The covered off-loading area allowed farmers to drive up a ramp and unload their milk cans onto a truck-level dock where they were then passed through a large freight door into the building. 

The heart of the activity took place on the trackside face of the creamery, and is documented in a vintage photograph. Milk cars were run alongside the dock on the spur track where full cans could be brought out to be loaded into the train cars. (Due to the design of the layout, this side of the building cannot be seen by anyone, and this picture was taken before the area was completed.)

Directly opposite the creamery dock, and served by the same spur track, was a large wood manufacturing building, known at one point as "The Snow Fence Factory." This is also nearly invisible from the operations area of the layout.

END OF PROTOTYPE AREAS: The photos in the preceding section are intended to give folks familiar with New Woodstock a chance to look back at the area as it was in the mid-1940s, re-created to the best of my ability. There is also a service yard area on the layout that is not based on New Woodstock, but is correct to the LVRR operations in this area at that time. Pictures of this area follow here.



A general view of the generic Service Yard module, which was created to provide for a complete running loop on the layout. Yards like these provided support and service for steam locomotives.


Two tracks circle the yard; the near one is the mainline track, while the farther one is a passing track that assists in sorting freight cars. A spur at left runs to a turntable.


A general view of the east end of the yard, which includes a water tower, yard tower, yard office, and various storage and maintenance buildings. The coaling tower and sanding tower are on the far left.


A general view further west includes the caboose maintenance facility at left and an ash pit in the foreground. An under-track service inspecton pit is in the center.


To mimic the actual situation on this branch of the railroad, which had a turntable at the north end and another at the south end, a scratch-built turntable stands at the far west corner of the yard.


This scene duplicates one photographed on the prototype branchline in the 1940s. To see more on this can be found at the "Yard" webpage, using this link.


A general view of the west end of the yard. The sheep are not prototypical, but fun......


This close-up of the area shows the water tower, left, with a storage shed on the right. In the middle is the yard tower and apparently an argument between management (on the balcony) and labor (on the ground).
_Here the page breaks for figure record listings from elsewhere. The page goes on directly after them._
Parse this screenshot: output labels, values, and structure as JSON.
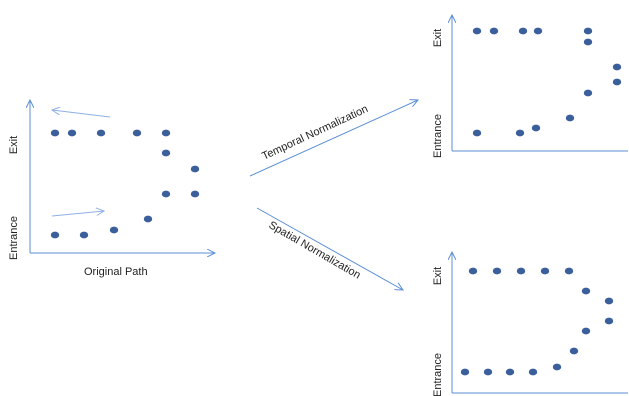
{
  "colors": {
    "point": "#3a5f9b",
    "axis": "#5b8fd6",
    "hint": "#8fb0e6"
  },
  "original": {
    "label": "Original Path",
    "ylabel_top": "Exit",
    "ylabel_bottom": "Entrance"
  },
  "temporal": {
    "label": "Temporal Normalization",
    "ylabel_top": "Exit",
    "ylabel_bottom": "Entrance"
  },
  "spatial": {
    "label": "Spatial Normalization",
    "ylabel_top": "Exit",
    "ylabel_bottom": "Entrance"
  }
}
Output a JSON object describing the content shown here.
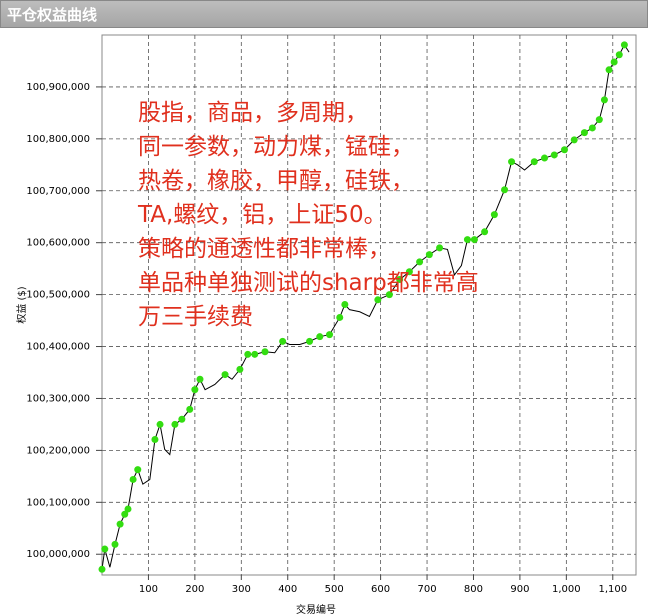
{
  "chart_data": {
    "type": "line",
    "title": "平仓权益曲线",
    "x_label": "交易编号",
    "y_label": "权益 ($)",
    "xlim": [
      0,
      1150
    ],
    "ylim": [
      99960000,
      101000000
    ],
    "xticks": [
      100,
      200,
      300,
      400,
      500,
      600,
      700,
      800,
      900,
      {
        "value": 1000,
        "label": "1,000"
      },
      {
        "value": 1100,
        "label": "1,100"
      }
    ],
    "yticks": [
      {
        "value": 100000000,
        "label": "100,000,000"
      },
      {
        "value": 100100000,
        "label": "100,100,000"
      },
      {
        "value": 100200000,
        "label": "100,200,000"
      },
      {
        "value": 100300000,
        "label": "100,300,000"
      },
      {
        "value": 100400000,
        "label": "100,400,000"
      },
      {
        "value": 100500000,
        "label": "100,500,000"
      },
      {
        "value": 100600000,
        "label": "100,600,000"
      },
      {
        "value": 100700000,
        "label": "100,700,000"
      },
      {
        "value": 100800000,
        "label": "100,800,000"
      },
      {
        "value": 100900000,
        "label": "100,900,000"
      }
    ],
    "grid": true,
    "color": "#000000",
    "marker_color": "#33dd11",
    "x": [
      0,
      6,
      17,
      28,
      39,
      49,
      56,
      67,
      77,
      88,
      103,
      114,
      125,
      135,
      146,
      157,
      172,
      189,
      200,
      211,
      222,
      243,
      265,
      280,
      297,
      314,
      329,
      351,
      372,
      389,
      404,
      426,
      447,
      469,
      490,
      512,
      523,
      533,
      555,
      576,
      594,
      619,
      641,
      662,
      684,
      705,
      727,
      744,
      759,
      774,
      787,
      802,
      824,
      845,
      867,
      882,
      895,
      910,
      931,
      953,
      974,
      996,
      1017,
      1039,
      1056,
      1071,
      1082,
      1092,
      1103,
      1114,
      1125,
      1135
    ],
    "values": [
      99971000,
      100010000,
      99975000,
      100019000,
      100058000,
      100077000,
      100087000,
      100144000,
      100163000,
      100135000,
      100144000,
      100221000,
      100250000,
      100202000,
      100192000,
      100250000,
      100260000,
      100279000,
      100317000,
      100337000,
      100317000,
      100327000,
      100346000,
      100337000,
      100356000,
      100385000,
      100385000,
      100390000,
      100388000,
      100410000,
      100404000,
      100404000,
      100410000,
      100419000,
      100423000,
      100456000,
      100481000,
      100471000,
      100467000,
      100458000,
      100490000,
      100500000,
      100529000,
      100544000,
      100563000,
      100577000,
      100590000,
      100587000,
      100538000,
      100556000,
      100606000,
      100606000,
      100621000,
      100654000,
      100702000,
      100756000,
      100750000,
      100740000,
      100756000,
      100763000,
      100769000,
      100779000,
      100798000,
      100812000,
      100821000,
      100837000,
      100875000,
      100933000,
      100948000,
      100962000,
      100981000,
      100967000
    ],
    "annotations": [
      "股指，商品，多周期，",
      "同一参数，动力煤，锰硅，",
      "热卷，橡胶，甲醇，硅铁，",
      "TA,螺纹，铝，上证50。",
      "策略的通透性都非常棒，",
      "单品种单独测试的sharp都非常高",
      "万三手续费"
    ]
  }
}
A closer view of the sand house (left) and he caboose facility. An outhouse provides the necessary human support. The crew in the pit is emptying ash dumped from steam locos.


The west edge of the yard has the yard office (white), a service shed in an old boxcar, an RIP (Repair In Place) area for wheel replacement and track storage, and, again, an outhouse with inbound customer.


Job seekers check the Yard Office bulletin board, as an engineer checks in, and a laborer shovels up spilled stove coal.


A close-up view of the maintenance shed, being a converted old boxcar.  Is this coffee break??


At the far east end of the yard is a "wetland" that has become a toxic waste dump, with old leaking oil drums, ash and rusting junk.

NO FISHING!


Lunchtime takes place in a space near the tool shed where a campfire allows for an impromptu cookout, complete with dogs (real ones, not the "hot" kind). A worker runs down the track from the sand, afraid of missing out.


Off the limits of the yard we see our own extended family and some friends at the "U-Pick" pumpkin patch, as the farmer looks on.